Bei Parodontitis leidet der ganze Körper |
Die Zahnfleischentzündung lösen Bakterien aus, die sich oberflächlich auf den Zähnen, am Zahnfleischrand und in den Zahnzwischenräumen befinden. Der dentale Biofilm (Plaque) besteht aus Eiweißen, Polysacchariden, Zellbestandteilen und Mikroorganismen. Er entwickelt sich aus den weichen Zahnbelägen, die sich täglich auf den Zähnen bilden. Wenn die Mundhygiene nicht ausreicht, können sich weitere Bakterien, Speichelbestandteile und Nahrungsreste an die Beläge anlagern. Der Plaque verhärtet und lässt sich nicht mehr leicht entfernen. Wenn sich mineralische Speichelbestandteile wie Calciumsalze anlagern, wird der Plaque schließlich zu Zahnstein, den nur noch ein Zahnarzt entfernen kann. Die Bakterien im Biofilm können eine Entzündung des Zahnfleischs verursachen, die sich schließlich chronifizieren und auf den Zahnhalteapparat (Parodontium) übergehen kann. Wird solch eine Gingivitis behandelt, ist sie vollständig reversibel.

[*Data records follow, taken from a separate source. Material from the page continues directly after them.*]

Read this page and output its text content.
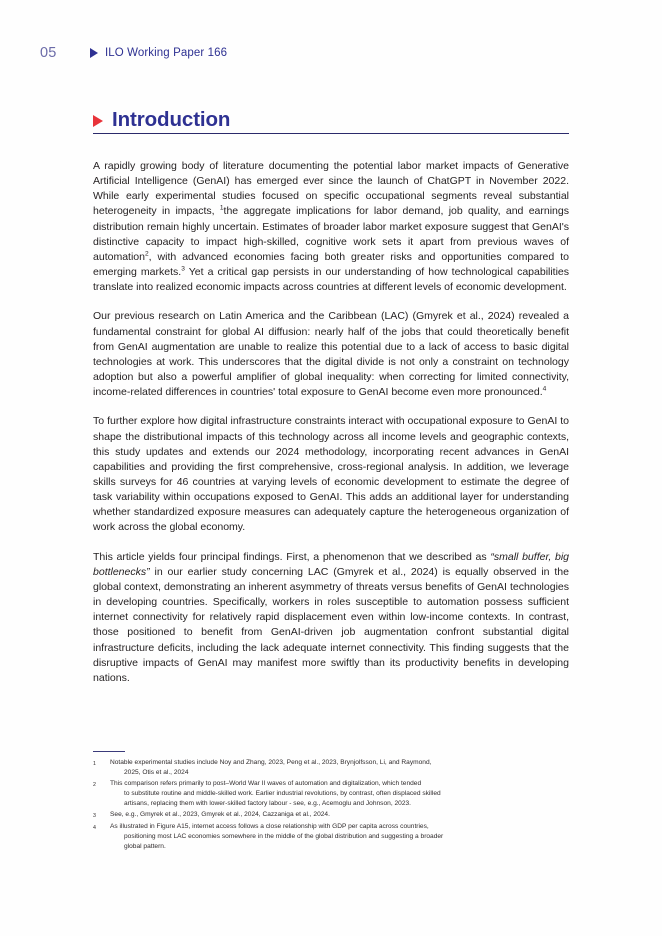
05	ILO Working Paper 166
Introduction

A rapidly growing body of literature documenting the potential labor market impacts of Generative Artificial Intelligence (GenAI) has emerged ever since the launch of ChatGPT in November 2022. While early experimental studies focused on specific occupational segments reveal substantial heterogeneity in impacts, $^1$the aggregate implications for labor demand, job quality, and earnings distribution remain highly uncertain. Estimates of broader labor market exposure suggest that GenAI's distinctive capacity to impact high-skilled, cognitive work sets it apart from previous waves of automation$^2$, with advanced economies facing both greater risks and opportunities compared to emerging markets.$^3$ Yet a critical gap persists in our understanding of how technological capabilities translate into realized economic impacts across countries at different levels of economic development.

Our previous research on Latin America and the Caribbean (LAC) (Gmyrek et al., 2024) revealed a fundamental constraint for global AI diffusion: nearly half of the jobs that could theoretically benefit from GenAI augmentation are unable to realize this potential due to a lack of access to basic digital technologies at work. This underscores that the digital divide is not only a constraint on technology adoption but also a powerful amplifier of global inequality: when correcting for limited connectivity, income-related differences in countries' total exposure to GenAI become even more pronounced.$^4$

To further explore how digital infrastructure constraints interact with occupational exposure to GenAI to shape the distributional impacts of this technology across all income levels and geographic contexts, this study updates and extends our 2024 methodology, incorporating recent advances in GenAI capabilities and providing the first comprehensive, cross-regional analysis. In addition, we leverage skills surveys for 46 countries at varying levels of economic development to estimate the degree of task variability within occupations exposed to GenAI. This adds an additional layer for understanding whether standardized exposure measures can adequately capture the heterogeneous organization of work across the global economy.

This article yields four principal findings. First, a phenomenon that we described as “small buffer, big bottlenecks” in our earlier study concerning LAC (Gmyrek et al., 2024) is equally observed in the global context, demonstrating an inherent asymmetry of threats versus benefits of GenAI technologies in developing countries. Specifically, workers in roles susceptible to automation possess sufficient internet connectivity for relatively rapid displacement even within low-income contexts. In contrast, those positioned to benefit from GenAI-driven job augmentation confront substantial digital infrastructure deficits, including the lack adequate internet connectivity. This finding suggests that the disruptive impacts of GenAI may manifest more swiftly than its productivity benefits in developing nations.

1	Notable experimental studies include Noy and Zhang, 2023, Peng et al., 2023, Brynjolfsson, Li, and Raymond,
2025, Otis et al., 2024
2	This comparison refers primarily to post–World War II waves of automation and digitalization, which tended
to substitute routine and middle-skilled work. Earlier industrial revolutions, by contrast, often displaced skilled
artisans, replacing them with lower-skilled factory labour - see, e.g., Acemoglu and Johnson, 2023.
3	See, e.g., Gmyrek et al., 2023, Gmyrek et al., 2024, Cazzaniga et al., 2024.
4	As illustrated in Figure A15, internet access follows a close relationship with GDP per capita across countries,
positioning most LAC economies somewhere in the middle of the global distribution and suggesting a broader
global pattern.
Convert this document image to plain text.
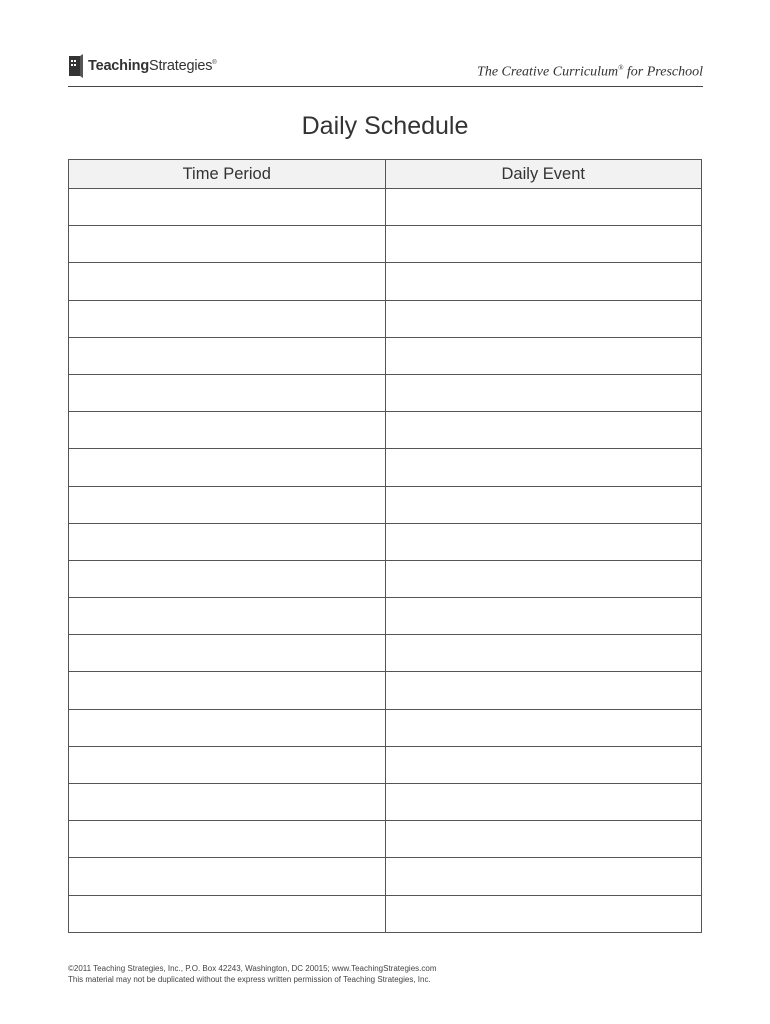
TeachingStrategies®
The Creative Curriculum® for Preschool
Daily Schedule
Time Period	Daily Event

©2011 Teaching Strategies, Inc., P.O. Box 42243, Washington, DC 20015; www.TeachingStrategies.com
This material may not be duplicated without the express written permission of Teaching Strategies, Inc.
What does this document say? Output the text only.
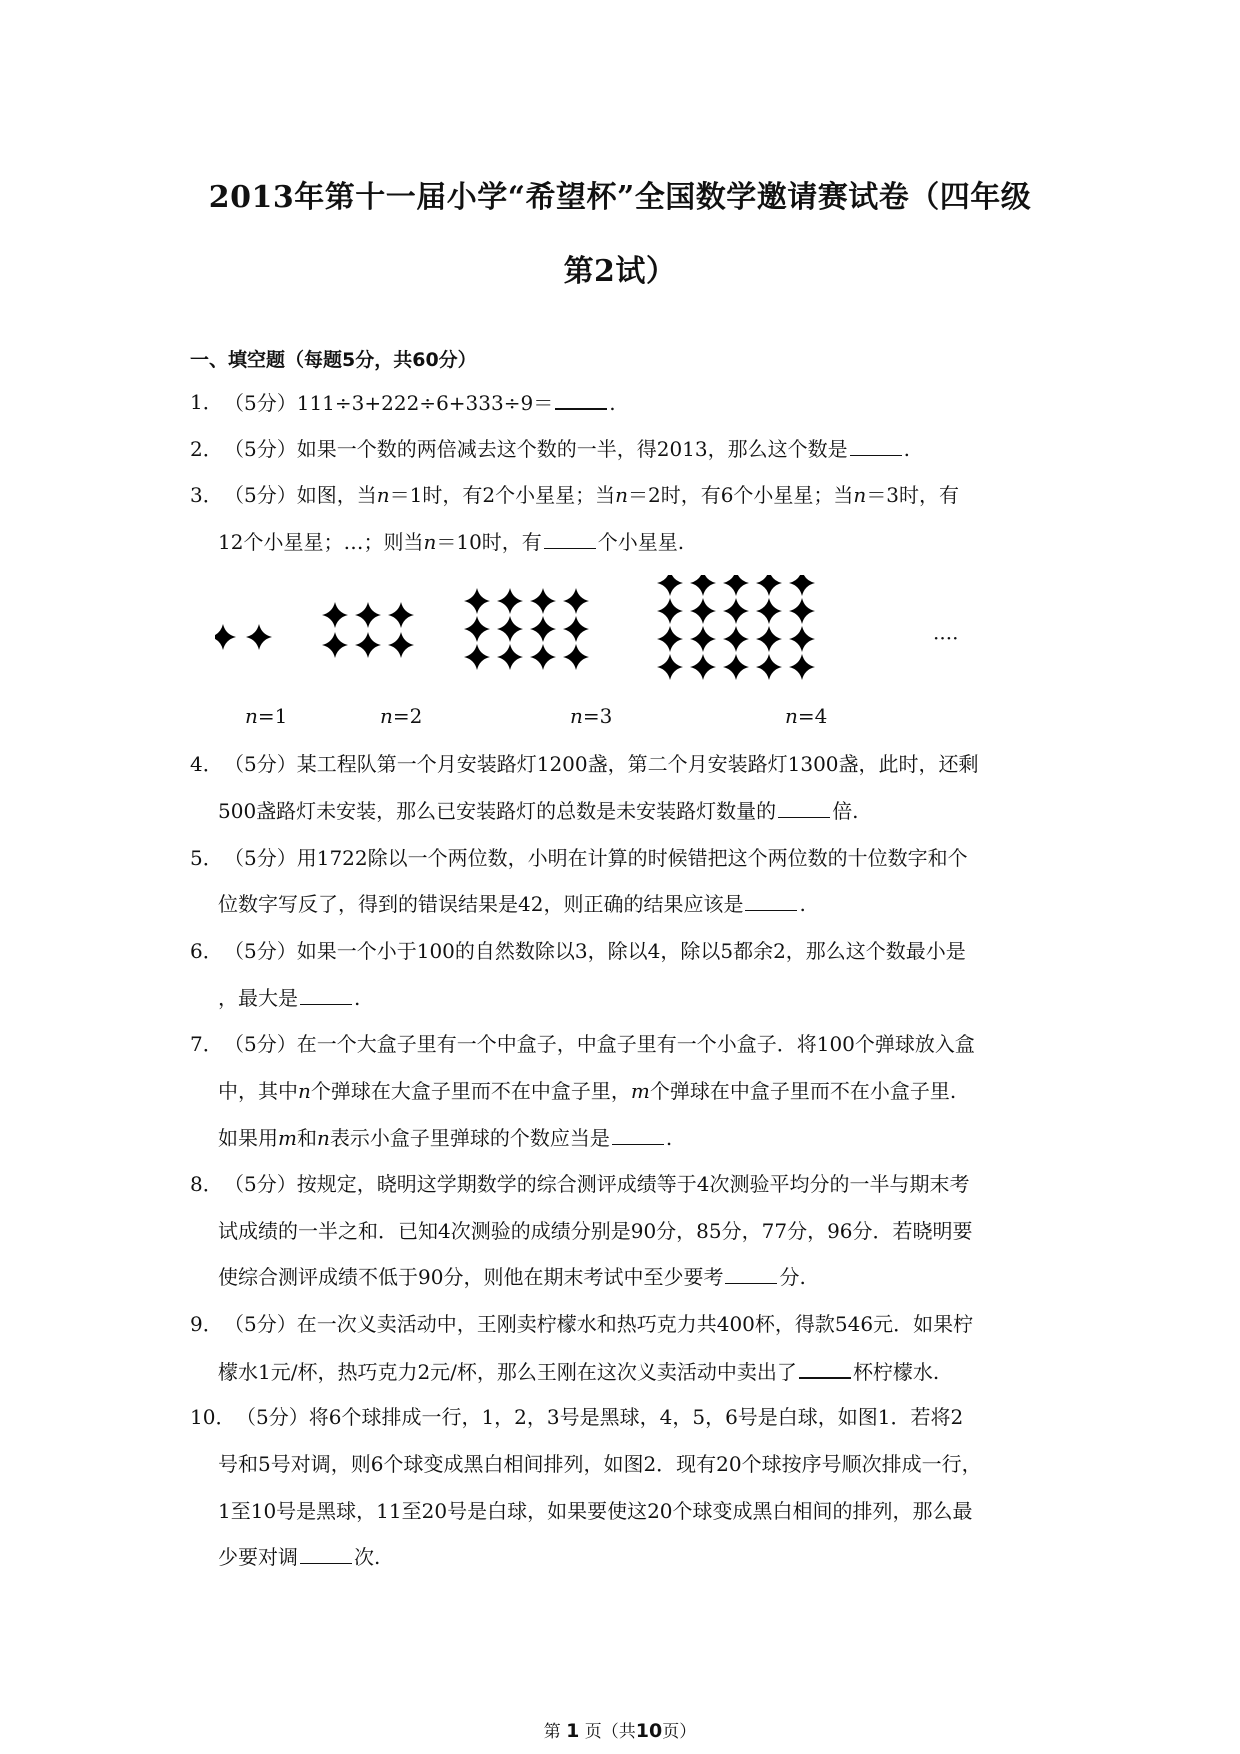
2013年第十一届小学“希望杯”全国数学邀请赛试卷（四年级
第2试）
一、填空题（每题5分，共60分）
1． （5分）111÷3+222÷6+333÷9＝	.
2． （5分）如果一个数的两倍减去这个数的一半，得2013，那么这个数是	.
3． （5分）如图，当n＝1时，有2个小星星；当n＝2时，有6个小星星；当n＝3时，有
12个小星星；…；则当n＝10时，有	个小星星.
n=1	n=2	n=3	n=4
····
4． （5分）某工程队第一个月安装路灯1200盏，第二个月安装路灯1300盏，此时，还剩
500盏路灯未安装，那么已安装路灯的总数是未安装路灯数量的	倍.
5． （5分）用1722除以一个两位数，小明在计算的时候错把这个两位数的十位数字和个
位数字写反了，得到的错误结果是42，则正确的结果应该是	.
6． （5分）如果一个小于100的自然数除以3，除以4，除以5都余2，那么这个数最小是
，最大是	.
7． （5分）在一个大盒子里有一个中盒子，中盒子里有一个小盒子．将100个弹球放入盒
中，其中n个弹球在大盒子里而不在中盒子里，m个弹球在中盒子里而不在小盒子里.
如果用m和n表示小盒子里弹球的个数应当是	.
8． （5分）按规定，晓明这学期数学的综合测评成绩等于4次测验平均分的一半与期末考
试成绩的一半之和．已知4次测验的成绩分别是90分，85分，77分，96分．若晓明要
使综合测评成绩不低于90分，则他在期末考试中至少要考	分.
9． （5分）在一次义卖活动中，王刚卖柠檬水和热巧克力共400杯，得款546元．如果柠
檬水1元/杯，热巧克力2元/杯，那么王刚在这次义卖活动中卖出了	杯柠檬水.
10． （5分）将6个球排成一行，1，2，3号是黑球，4，5，6号是白球，如图1．若将2
号和5号对调，则6个球变成黑白相间排列，如图2．现有20个球按序号顺次排成一行，
1至10号是黑球，11至20号是白球，如果要使这20个球变成黑白相间的排列，那么最
少要对调	次.
第 1 页（共10页）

Bei der Parodontitis lockert sich der Verbund zwischen Zahnhalteapparat und Wurzeloberfläche. In den Spalt nisten sich Bakterien ein. Parodontopathogene Keime setzen zytotoxische Substanzen und proteolytische Enzyme wie Proteasen und Kollagenasen frei. Diese zerstören allmählich den Zahnhalteapparat. Zusätzlich werden die Strukturen durch die Immunantwort des Organismus geschädigt. Die Entzündung dringt tiefer in die Tasche ein und es geht immer mehr parodontales Gewebe verloren. Der Spalt zwischen Zahnfleisch und Zahn wird tiefer. Während bei gesunden Zähnen das Zahnfleisch bis zur Schmelz-Zement-Grenze des Zahnes reicht, vergrößert sich die Distanz bei geschädigtem Gewebe. Zahnärzte messen den Attachmentverlust als sogenanntes CAL (klinisches Attachmentlevel, Clinical Attachment Level). Radiologisch können sie einen Konchenabbau nachweisen.
Im Mundraum bereiten freiliegende Zahnhälse Beschwerden und stören kosmetisch. Wenn Zähne verloren gehen, beeinträchtigt das die Kaufunktion und die Ästhetik. Eine systemische Gefahr geht von Entzündungen und Abszessen in den Zahnfleischtaschen aus. Sie bilden ein Reservoir für Bakterien. Die Erreger können sich über die Blutbahn im Körper ausbreiten und Organe wie Herz oder Nieren angreifen. Es besteht ein Zusammenhang zwischen parodontalen Infektionen und systemischen Erkrankungen wie Diabetes mellitus und kardiovaskulären Erkrankungen. Bei werdenden Müttern können die Infektionen Schwangerschaftskomplikationen Vorschub leisten.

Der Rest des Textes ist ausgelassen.